In my article “Haha. Imagine that.” I offered a rejoinder to the following Ricky Gervais tweet:
“Imagine if you carried on believing in Santa and the tooth fairy into adulthood. And even killed & started wars over it. Haha. Imagine that.”
In the discussion thread, Logical Question then offered the following response:
“Viewing Gervais’s tweet sympathetically, he may not have been thinking about a purely philosophical belief in God with no specific threats of hell for those who “blaspheme” such a God, and no specific threats aimed at those who dare to commit “heresies” by holding doctrinal views that differ from “orthodoxy,” i.e., more specific views of God rather than less specific ones. The more specific ones have had kings and kingdoms “defending” them from other kings and kingdoms.”
I’m not going to go into the weeds with the substance of this tweet, except to note that Logical Question makes some substantial assumptions in his quest for a “sympathetic” interpretation.
What I do want to do here is warn against what I call the charitable interpretation fallacy. The fallacy results from a misreading of a common philosophical principle called the principle of charity. According to the principle of charity, you ought to interpret others in a way that maximizes the truth or rationality of their utterances. Applied to the present circumstance, so the reasoning goes, when I encounter a tweet that seems crassly reductionistic in its understanding of and engagement with religion, I ought to interpret it in a way that redeems the tweet.
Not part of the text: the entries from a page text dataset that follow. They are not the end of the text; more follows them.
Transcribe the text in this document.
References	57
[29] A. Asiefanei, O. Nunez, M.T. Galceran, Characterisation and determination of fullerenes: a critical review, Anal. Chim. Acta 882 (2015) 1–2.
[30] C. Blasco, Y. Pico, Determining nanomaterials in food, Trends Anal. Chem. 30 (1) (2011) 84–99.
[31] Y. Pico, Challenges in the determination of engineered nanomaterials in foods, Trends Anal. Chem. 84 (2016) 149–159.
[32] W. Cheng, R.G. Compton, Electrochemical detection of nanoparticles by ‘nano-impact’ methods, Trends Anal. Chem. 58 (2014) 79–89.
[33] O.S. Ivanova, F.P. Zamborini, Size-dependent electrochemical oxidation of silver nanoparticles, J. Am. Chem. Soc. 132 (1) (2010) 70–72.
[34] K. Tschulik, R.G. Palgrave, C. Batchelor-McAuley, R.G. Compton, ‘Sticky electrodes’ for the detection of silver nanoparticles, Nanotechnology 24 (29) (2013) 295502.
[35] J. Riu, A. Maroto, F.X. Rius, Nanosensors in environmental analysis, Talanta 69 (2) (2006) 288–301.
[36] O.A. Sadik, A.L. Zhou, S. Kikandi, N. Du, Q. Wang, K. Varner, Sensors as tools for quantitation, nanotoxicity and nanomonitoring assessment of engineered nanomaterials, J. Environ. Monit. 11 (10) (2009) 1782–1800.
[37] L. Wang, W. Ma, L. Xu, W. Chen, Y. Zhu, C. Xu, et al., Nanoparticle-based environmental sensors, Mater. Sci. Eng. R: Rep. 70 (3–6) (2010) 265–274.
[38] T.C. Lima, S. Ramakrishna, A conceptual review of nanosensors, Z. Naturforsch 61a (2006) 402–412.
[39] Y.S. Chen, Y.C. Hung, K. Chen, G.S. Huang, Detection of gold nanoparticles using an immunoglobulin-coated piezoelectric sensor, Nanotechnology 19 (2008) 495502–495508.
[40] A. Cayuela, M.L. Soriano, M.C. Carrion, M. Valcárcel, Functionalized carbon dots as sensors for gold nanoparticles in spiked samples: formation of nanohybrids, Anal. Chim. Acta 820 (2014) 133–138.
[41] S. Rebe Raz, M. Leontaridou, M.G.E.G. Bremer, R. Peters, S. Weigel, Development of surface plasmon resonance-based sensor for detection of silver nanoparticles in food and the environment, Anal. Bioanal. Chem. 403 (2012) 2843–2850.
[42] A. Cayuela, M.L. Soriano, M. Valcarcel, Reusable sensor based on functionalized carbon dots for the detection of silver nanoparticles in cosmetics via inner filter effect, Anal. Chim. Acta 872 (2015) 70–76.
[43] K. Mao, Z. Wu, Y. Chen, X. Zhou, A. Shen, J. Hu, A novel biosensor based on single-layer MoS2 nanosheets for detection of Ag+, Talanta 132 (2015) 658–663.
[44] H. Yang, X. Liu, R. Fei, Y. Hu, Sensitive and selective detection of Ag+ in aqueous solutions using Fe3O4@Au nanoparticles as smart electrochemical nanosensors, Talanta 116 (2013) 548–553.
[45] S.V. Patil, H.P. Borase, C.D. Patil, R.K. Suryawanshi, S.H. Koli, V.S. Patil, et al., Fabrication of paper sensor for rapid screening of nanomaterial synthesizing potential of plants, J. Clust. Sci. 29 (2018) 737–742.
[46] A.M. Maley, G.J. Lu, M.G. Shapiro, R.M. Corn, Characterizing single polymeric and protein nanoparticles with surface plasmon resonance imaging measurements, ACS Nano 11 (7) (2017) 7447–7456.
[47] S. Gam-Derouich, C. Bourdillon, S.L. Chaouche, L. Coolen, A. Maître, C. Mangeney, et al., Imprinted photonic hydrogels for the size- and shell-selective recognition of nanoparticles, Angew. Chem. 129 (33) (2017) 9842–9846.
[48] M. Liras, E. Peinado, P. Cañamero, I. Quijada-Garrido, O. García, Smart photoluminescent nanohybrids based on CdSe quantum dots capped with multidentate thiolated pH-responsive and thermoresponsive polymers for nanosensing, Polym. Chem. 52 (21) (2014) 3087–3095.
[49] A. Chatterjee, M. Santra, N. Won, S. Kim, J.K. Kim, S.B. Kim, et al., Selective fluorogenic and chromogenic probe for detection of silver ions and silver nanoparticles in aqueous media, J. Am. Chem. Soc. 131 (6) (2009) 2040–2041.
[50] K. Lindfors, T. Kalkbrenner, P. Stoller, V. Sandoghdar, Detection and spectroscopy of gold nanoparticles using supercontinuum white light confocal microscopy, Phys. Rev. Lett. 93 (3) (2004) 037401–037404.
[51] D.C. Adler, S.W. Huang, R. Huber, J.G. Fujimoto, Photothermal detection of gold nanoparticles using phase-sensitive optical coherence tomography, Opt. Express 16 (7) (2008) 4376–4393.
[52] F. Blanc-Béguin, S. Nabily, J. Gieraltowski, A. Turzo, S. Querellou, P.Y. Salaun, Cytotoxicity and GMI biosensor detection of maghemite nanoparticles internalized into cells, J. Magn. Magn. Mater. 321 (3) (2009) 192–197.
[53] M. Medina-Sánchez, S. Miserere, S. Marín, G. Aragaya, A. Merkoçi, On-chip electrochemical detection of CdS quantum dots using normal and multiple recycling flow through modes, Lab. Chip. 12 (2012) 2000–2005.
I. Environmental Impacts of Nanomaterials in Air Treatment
And so we get our various proposed sympathetic interpretations.
The problem with that approach is that the principle of charity is a ceteris paribus (i.e. other things being equal) principle. It is not an absolute. And that make all the difference. Consequently, one commits the charitable interpretation fallacy when they disregard relevant background material (i.e. they fail to recognize that all is not equal) in seeking a charitable interpretation.
To consider our present case, if I knew absolutely nothing of Ricky Gervais and had no context for the original posting of his tweet, I might have cause to seek a charitable interpretation of it. But I am familiar with Gervais’ withering anti-religious views: he is, in short, the Court Jester in the new atheist kingdom. That is not to say I dislike his comedy. On the contrary, I’m a huge fan of The Office and Extras (but alas, not Derek). But it does mean that I know enough not to expect subtlety, nuance, or charity when I encounter Gervais’ tweets on matters of religion. So neither should I extend charity when interpreting them.